SON TV

Balkanlar da Arnavut ve Boşnakların yalnızlığı

Balkanlar’daki kadim dostlar Arnavutlar ve Boşnaklar; Türkler ile uzun bir aradan sonra 1990’lı yıllarda Yugoslavya’nın dağılma süreciyle yeniden tanışma fırsatı bulmuştu.

Bosna ve Kosova’da yaşanan savaşlarda yüz binlerce Boşnak ve Arnavut hayatını kaybetmiş ve sürgünlere maruz kalmıştı.

Bulgaristan, Makedonya ve Arnavutluk da ise siyasi, kültürel baskılar altında varlık mücadelesi veren Türkler ve Arnavut Müslümanlar uzun yıllar yaşadıkları sıkıntılı sürecin ardından kültürel, siyasi ve dini kimliklerini korumanın çabası içerisindeler.

Bu süreç AB ve ABD’nin Balkanlar’da oluşturmaya çalıştığı yeni düzenle ilintili süreçtir.

Bosna -Dayton anlaşmasıyla zorunlu ve karmaşık bir siyasi demografik dayatmaya maruz kalırken, Kosova, Arnavutluk ve Makedonya ise ABD ve AB özel komisyonları tarafından yönetilmeye devam ediyor.

Bosna hükümeti; bir yandan Sırbistan diğer yandan Hırvatistan’ın siyasi baskısıyla mücadele ederken, AB’nin dayatmaları sonucunda kilitlenen Siyasi ve Ekonomik Düzen Boşnakların Sosyol Güvenliğini tahrip etmektedir.

Bosna’da yaşanan olayları tetikleyen özelleştirme, işsizlik, ekonomik ve siyasi sorunların birikmesi ile manipüle edilen gençlerin sokağa çıkması 10 yıldır beklenen bir hadiseydi.

Aliya İzetbegoviç’in ölümünden sonra gerek kurduğu parti gerekse Boşnak siyasetinde ciddi bir liderlik sorunu yaşandı ve bu sorun maalesef giderilemedi.

Bu arada Bosna siyaseti üzerinde AB ve ABD’nin dayatmasının önüne geçilemedi.

Boşnak ve Türkiye halkının birbirlerine olan güven ve sevgi ilişkisinin siyasi ve ekonomik sahada desteklenerek kalıcı uzun vadeli projelerin hayata geçirilmesini zorunlu kılıyor.

Bosna-Türkiye ilişkilerinin 20 yıllık bir geçmişi var.

Bosna’da siyasi ve ekonomik anlamda Operasyonel aktif bir stratejiye ihtiyacımız var.

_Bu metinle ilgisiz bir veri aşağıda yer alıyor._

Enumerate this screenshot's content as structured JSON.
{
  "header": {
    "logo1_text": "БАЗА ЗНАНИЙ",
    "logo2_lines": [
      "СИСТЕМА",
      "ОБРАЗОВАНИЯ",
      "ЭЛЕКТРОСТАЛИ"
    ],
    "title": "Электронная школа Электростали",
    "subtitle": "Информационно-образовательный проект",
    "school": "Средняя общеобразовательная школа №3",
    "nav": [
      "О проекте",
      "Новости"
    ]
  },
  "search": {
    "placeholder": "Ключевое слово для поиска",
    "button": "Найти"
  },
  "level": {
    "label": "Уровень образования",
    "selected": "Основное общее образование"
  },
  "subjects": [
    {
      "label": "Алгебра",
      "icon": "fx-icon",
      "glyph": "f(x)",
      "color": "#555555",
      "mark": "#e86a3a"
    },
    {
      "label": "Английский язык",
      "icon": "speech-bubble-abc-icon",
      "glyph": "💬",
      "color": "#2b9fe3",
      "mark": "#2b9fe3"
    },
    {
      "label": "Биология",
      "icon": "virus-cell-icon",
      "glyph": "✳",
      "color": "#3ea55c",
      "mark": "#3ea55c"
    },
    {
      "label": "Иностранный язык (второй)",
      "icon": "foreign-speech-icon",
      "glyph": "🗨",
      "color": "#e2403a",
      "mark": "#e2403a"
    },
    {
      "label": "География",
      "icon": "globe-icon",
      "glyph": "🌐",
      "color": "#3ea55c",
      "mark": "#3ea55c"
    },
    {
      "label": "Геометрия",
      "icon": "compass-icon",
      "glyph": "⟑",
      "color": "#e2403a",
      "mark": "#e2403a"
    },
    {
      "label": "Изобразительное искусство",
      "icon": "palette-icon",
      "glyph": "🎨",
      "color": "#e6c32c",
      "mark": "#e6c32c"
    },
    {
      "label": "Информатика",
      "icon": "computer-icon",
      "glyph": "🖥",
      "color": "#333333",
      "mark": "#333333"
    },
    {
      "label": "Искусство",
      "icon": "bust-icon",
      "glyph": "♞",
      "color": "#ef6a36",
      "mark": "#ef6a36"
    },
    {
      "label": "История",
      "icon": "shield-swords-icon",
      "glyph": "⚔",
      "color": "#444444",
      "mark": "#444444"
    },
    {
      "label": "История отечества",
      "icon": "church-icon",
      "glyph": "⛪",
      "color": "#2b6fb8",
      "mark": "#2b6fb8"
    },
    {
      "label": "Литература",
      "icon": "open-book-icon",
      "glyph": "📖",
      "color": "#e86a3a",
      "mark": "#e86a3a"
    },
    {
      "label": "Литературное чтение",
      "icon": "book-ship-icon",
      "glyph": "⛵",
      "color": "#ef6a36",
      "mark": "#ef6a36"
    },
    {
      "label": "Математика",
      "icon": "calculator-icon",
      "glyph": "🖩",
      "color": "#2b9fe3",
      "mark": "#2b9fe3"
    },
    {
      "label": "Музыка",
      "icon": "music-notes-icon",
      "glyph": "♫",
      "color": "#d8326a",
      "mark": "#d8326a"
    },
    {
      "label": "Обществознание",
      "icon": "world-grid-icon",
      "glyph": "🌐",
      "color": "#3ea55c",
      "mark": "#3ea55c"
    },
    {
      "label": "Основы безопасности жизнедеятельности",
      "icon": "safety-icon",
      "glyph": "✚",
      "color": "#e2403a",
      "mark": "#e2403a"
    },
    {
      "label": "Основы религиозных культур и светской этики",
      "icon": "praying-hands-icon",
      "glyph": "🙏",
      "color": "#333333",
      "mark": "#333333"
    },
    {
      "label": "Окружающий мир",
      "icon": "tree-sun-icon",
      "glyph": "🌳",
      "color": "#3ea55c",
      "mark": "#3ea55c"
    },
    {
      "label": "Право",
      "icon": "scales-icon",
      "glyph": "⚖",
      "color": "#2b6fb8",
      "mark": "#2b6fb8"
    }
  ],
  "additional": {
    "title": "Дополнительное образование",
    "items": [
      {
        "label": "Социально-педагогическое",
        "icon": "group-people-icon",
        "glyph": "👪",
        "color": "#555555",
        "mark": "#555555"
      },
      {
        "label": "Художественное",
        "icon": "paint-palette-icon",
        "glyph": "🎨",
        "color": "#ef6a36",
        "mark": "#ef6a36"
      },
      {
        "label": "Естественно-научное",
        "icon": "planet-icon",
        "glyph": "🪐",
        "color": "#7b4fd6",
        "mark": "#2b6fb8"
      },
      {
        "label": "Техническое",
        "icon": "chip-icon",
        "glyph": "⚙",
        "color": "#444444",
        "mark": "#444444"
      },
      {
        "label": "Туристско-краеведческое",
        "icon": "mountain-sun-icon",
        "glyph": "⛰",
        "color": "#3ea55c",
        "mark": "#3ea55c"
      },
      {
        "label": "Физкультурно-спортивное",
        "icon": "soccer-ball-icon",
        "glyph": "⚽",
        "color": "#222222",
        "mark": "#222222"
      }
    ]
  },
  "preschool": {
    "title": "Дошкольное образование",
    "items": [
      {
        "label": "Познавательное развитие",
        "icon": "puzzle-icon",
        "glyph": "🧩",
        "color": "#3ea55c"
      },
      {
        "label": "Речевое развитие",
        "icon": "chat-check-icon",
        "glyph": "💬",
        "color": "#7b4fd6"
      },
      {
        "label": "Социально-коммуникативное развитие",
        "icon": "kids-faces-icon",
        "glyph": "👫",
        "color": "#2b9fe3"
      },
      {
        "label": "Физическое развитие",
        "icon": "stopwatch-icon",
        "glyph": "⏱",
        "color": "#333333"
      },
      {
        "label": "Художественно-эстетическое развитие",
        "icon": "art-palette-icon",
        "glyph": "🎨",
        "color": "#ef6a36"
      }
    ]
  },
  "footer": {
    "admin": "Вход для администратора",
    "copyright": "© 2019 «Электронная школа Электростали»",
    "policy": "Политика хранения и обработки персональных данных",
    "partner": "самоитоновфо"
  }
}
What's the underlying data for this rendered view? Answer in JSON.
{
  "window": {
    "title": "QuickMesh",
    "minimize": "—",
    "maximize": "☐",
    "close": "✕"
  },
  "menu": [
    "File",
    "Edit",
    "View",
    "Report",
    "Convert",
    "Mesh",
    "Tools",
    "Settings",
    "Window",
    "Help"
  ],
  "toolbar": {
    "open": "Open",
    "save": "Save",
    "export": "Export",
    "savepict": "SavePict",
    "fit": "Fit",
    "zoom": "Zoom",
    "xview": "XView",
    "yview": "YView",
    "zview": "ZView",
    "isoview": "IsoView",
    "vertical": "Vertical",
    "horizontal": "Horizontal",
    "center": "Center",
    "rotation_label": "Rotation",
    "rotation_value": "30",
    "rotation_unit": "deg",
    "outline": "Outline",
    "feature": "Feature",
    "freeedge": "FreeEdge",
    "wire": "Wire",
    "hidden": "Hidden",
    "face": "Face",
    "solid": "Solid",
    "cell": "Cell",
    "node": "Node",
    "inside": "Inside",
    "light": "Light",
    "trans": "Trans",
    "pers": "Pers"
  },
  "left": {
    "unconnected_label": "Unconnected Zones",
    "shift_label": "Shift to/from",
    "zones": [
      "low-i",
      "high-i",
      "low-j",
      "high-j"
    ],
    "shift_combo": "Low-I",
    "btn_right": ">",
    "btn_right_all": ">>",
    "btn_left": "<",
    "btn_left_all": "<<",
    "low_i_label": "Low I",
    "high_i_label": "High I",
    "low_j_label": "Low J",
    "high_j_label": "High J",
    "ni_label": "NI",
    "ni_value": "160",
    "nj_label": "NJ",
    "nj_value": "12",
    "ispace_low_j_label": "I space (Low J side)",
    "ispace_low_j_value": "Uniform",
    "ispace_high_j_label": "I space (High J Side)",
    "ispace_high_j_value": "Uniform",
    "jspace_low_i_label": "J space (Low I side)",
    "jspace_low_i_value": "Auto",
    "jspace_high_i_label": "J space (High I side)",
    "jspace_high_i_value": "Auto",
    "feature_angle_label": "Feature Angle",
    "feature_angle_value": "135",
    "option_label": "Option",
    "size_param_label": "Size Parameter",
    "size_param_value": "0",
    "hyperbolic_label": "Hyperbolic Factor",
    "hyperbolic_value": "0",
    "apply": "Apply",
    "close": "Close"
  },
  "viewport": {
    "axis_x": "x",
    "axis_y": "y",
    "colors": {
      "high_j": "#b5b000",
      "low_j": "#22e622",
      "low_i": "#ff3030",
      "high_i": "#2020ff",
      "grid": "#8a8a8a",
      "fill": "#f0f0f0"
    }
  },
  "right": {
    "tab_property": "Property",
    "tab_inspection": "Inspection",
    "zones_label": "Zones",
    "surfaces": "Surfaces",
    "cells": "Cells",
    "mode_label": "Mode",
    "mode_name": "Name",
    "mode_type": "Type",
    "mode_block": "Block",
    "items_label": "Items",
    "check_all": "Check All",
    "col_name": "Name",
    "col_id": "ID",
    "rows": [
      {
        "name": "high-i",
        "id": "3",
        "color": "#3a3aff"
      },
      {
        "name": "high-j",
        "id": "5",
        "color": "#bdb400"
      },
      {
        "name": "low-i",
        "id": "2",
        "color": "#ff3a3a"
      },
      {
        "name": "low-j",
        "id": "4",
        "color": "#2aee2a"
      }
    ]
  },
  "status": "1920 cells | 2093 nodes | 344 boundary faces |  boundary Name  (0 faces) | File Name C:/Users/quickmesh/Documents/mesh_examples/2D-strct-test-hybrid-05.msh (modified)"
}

TİKA ve Yunus Emre Kültür Merkezi gibi devlet kurumlarının sınırlı bütçeleri, kardeş belediyelerin yaz aylarında panel ve Kültürel projelerinin şekil ve hedefini biraz daha planlı ve programlı geleceğe dönük sosyal projelere dönüştürmemiz gerekiyor.

Balkanlar’da en büyük potansiyelimiz olan Arnavutları unutmayalım. Yaklaşık 8 milyon Arnavut’un yaşadığı Kosova, Arnavutluk, Makedonya, Karadağ ve Sancak bölgeleri bizim en doğal Potansiyelimizdir.

Türkiye kardeş şehir belediyeleri, devlet kurumları ve sivil toplum kuruluşlarımızın planlı, projeli bir şekilde Arnavutların yaşadığı ülkelerde stratejik olarak dengeli bir şekilde sosyal, kültürel ve siyasi projeleri buralara kaydırmaları gerekiyor.

Türkiye’nin Balkan masası ve özelde ülke masaları oluşturarak bu ülkelerdeki faaliyetlerinin hükümetler ve sivil toplum kuruluşları bazında ele alınması gerekiyor.

Balkanlar’daki dost, kardeş olan yeni ülkelerin en büyük problemi siyasi, politik birikim ve tecrübeden yoksun olmalarıdır.

İkinci ihtiyaçları ekonomik kaynakların desteklenmesi ve gelecek kuşakların yetiştirilmesi porojesidir.

Balkanlar’da Boşnak ve Arnavut nüfusların barındığı ülkelerin hemen hemen tamamının AB sürecinde olmaları gelecek kuşakların sosyo-kültürel manada tarihsel açıdan da ciddi entegrasyona uğrama riskini göz ardı etmeyelim.

Bugün Balkanlar’a olan bağımızın düzeyini, kalitesini ancak plan, proje ve yetişmiş insan kaynaklarıyla pekiştirmemiz gerekiyor.

Balkanlar’a olan ilişkimizin kriz dönemi, duygusal, turistik, kardeş belediyecilik festival düzeyinden Bakanlık ağırlığında ciddi bir ilişki yapılanmasına gitmemiz zaruri bir hal almıştır.